By the Associated Press
If the Cubs and Astros are examples of rebuilding done right, the Phillies are proof that it isn’t so easy.
The Phils have dropped 11 of 12 and are on pace to lose 110 games. There’s still time for the Phillies to show some progress in 2017, but after four straight years with at least 89 losses, this is shaping up to be another step back – and a reminder that young players don’t always develop as teams might hope.
The Phillies were swept at home by Arizona this weekend, with two of the three losses by one run.
“Obviously, the numbers speak for themselves,” manager Pete Mackanin said. “The thing is, we’ve played a lot of these teams tough. We played these guys, they have a heck of a good team. We played the Red Sox tough for four games. We played the Cubs tough. We played a lot of good teams tough – the Dodgers. We just fall short. There’s a little something missing and we just need to take it a step further.”

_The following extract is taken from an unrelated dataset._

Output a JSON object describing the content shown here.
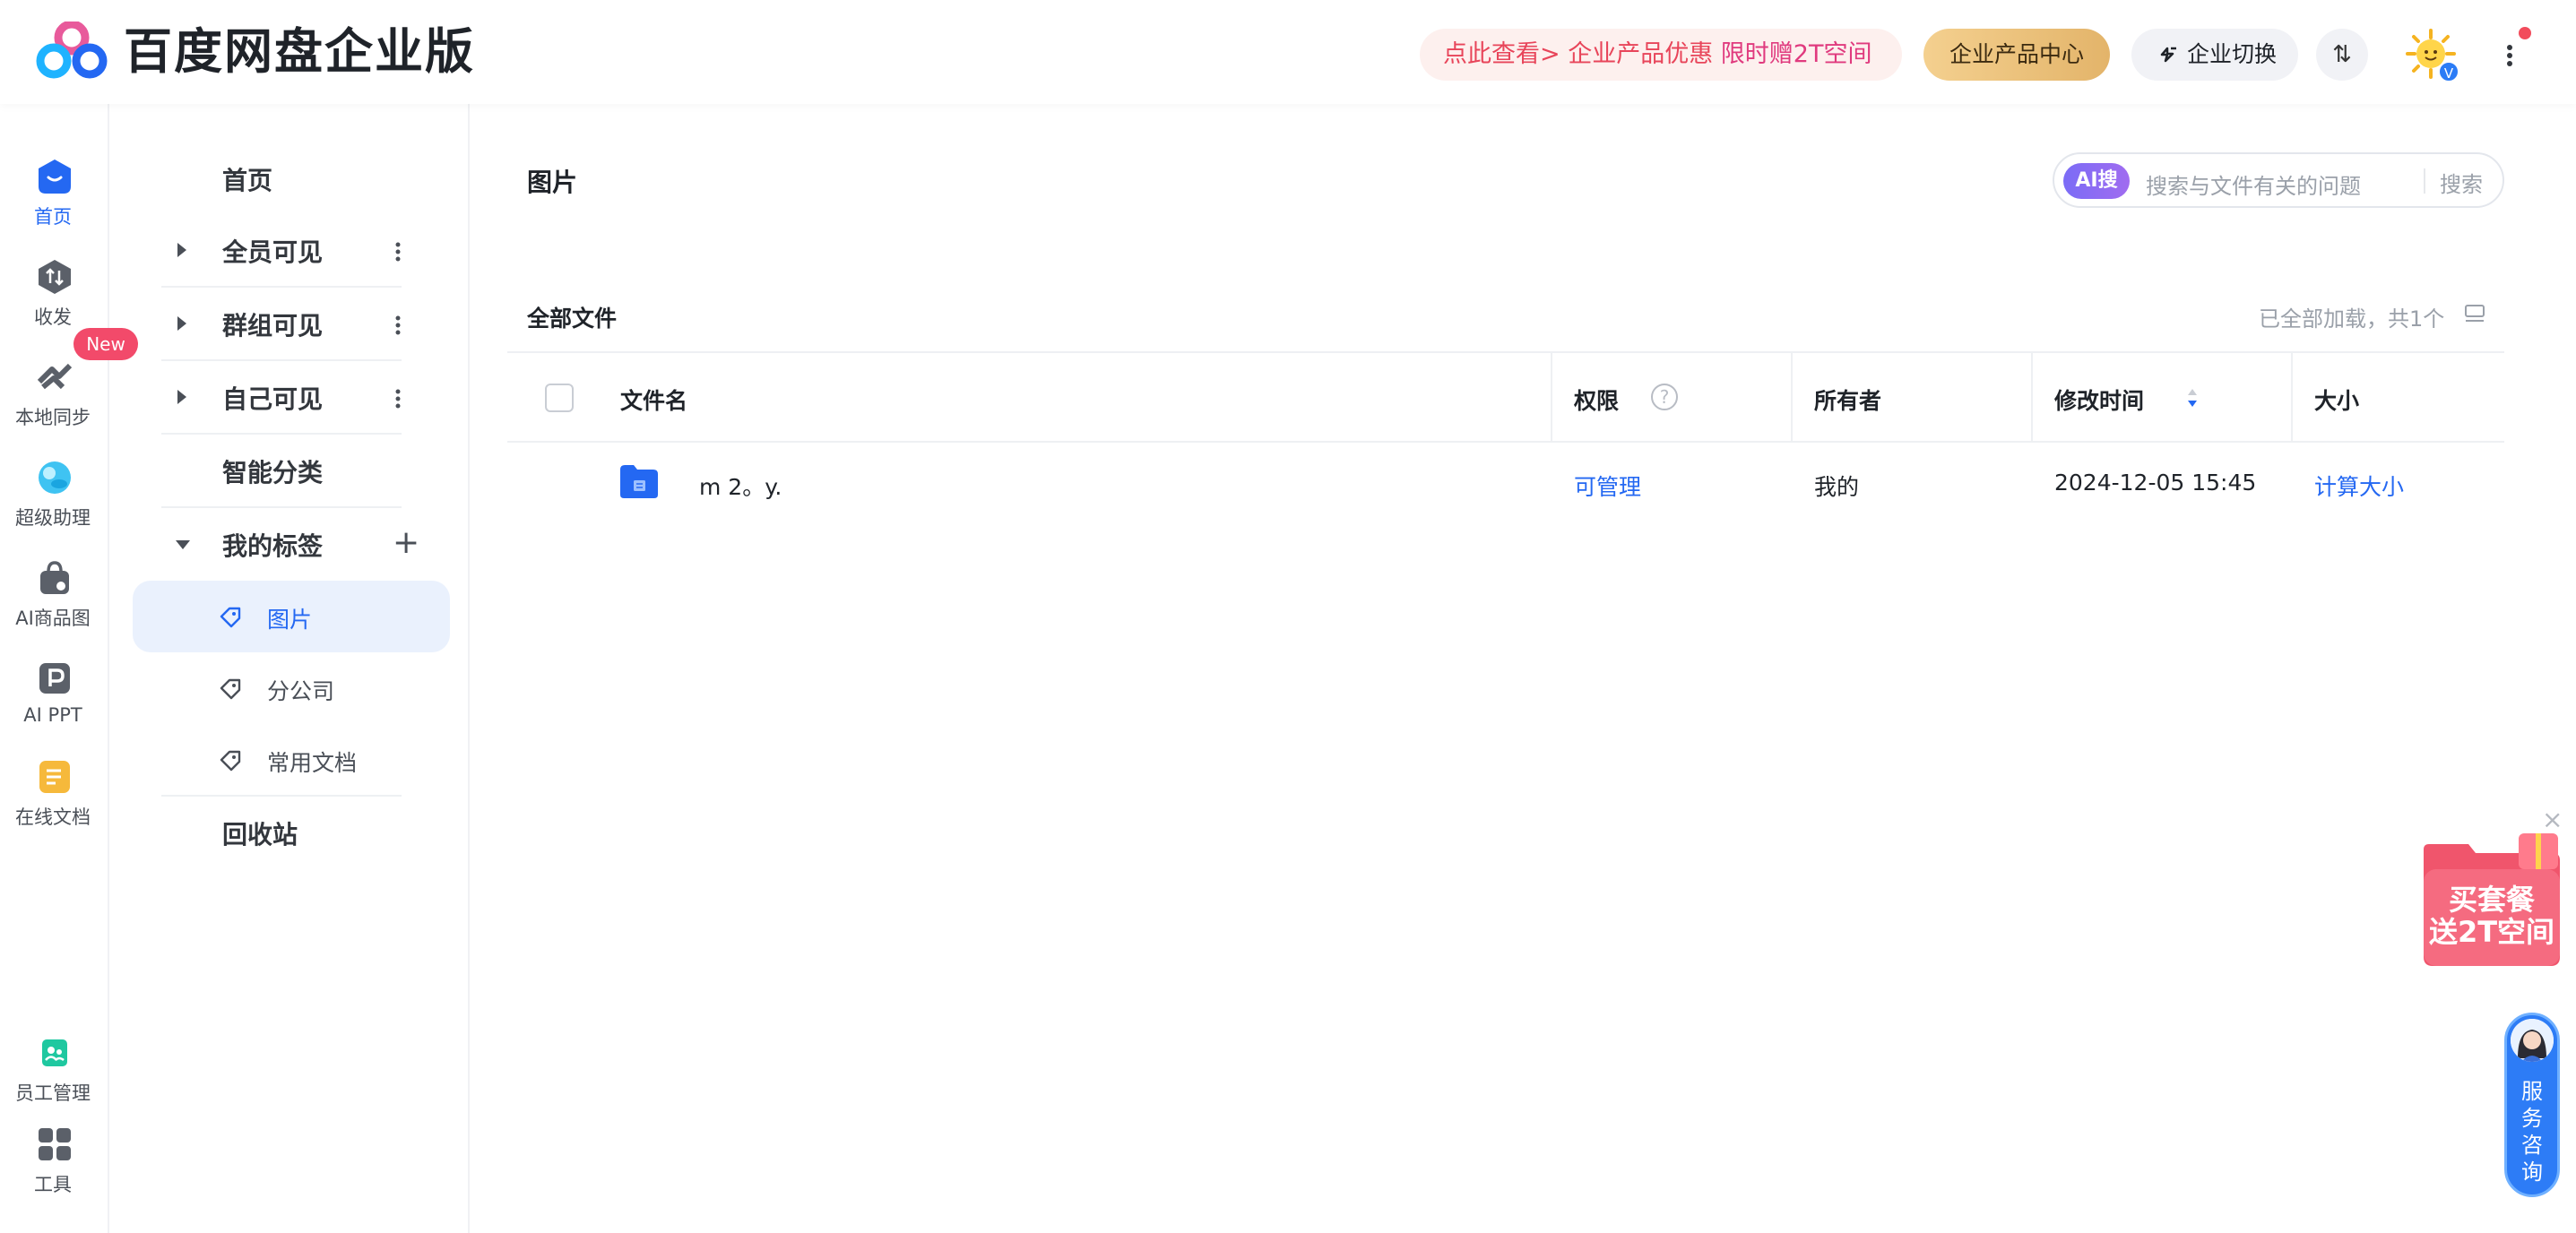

Long removed from the days when they ruled the NL East behind Ryan Howard, Chase Utley, Jimmy Rollins and a sparkling pitching staff, the Phillies now rely on several players born in the 1990s. Maikel Franco, Tommy Joseph and Odubel Herrera all showed potential in 2016, but they’ve struggled this season, with Herrera and Franco posting on-base percentages below .300.
And that’s not even the biggest problem. Phillies starters are 12-30 with a 5.10 ERA, and the back of the bullpen has been in flux since the beginning of the season. Vince Velasquez, who looked so impressive at the beginning of last season, is 2-5 with a 5.58 ERA.
The malaise has extended to the minor leagues, where top prospect J.P. Crawford has hit .194 in 56 games for Triple-A Lehigh Valley.
The Phillies will have to hope their younger players are simply going through some temporary growing pains, but right now, the situation is grim.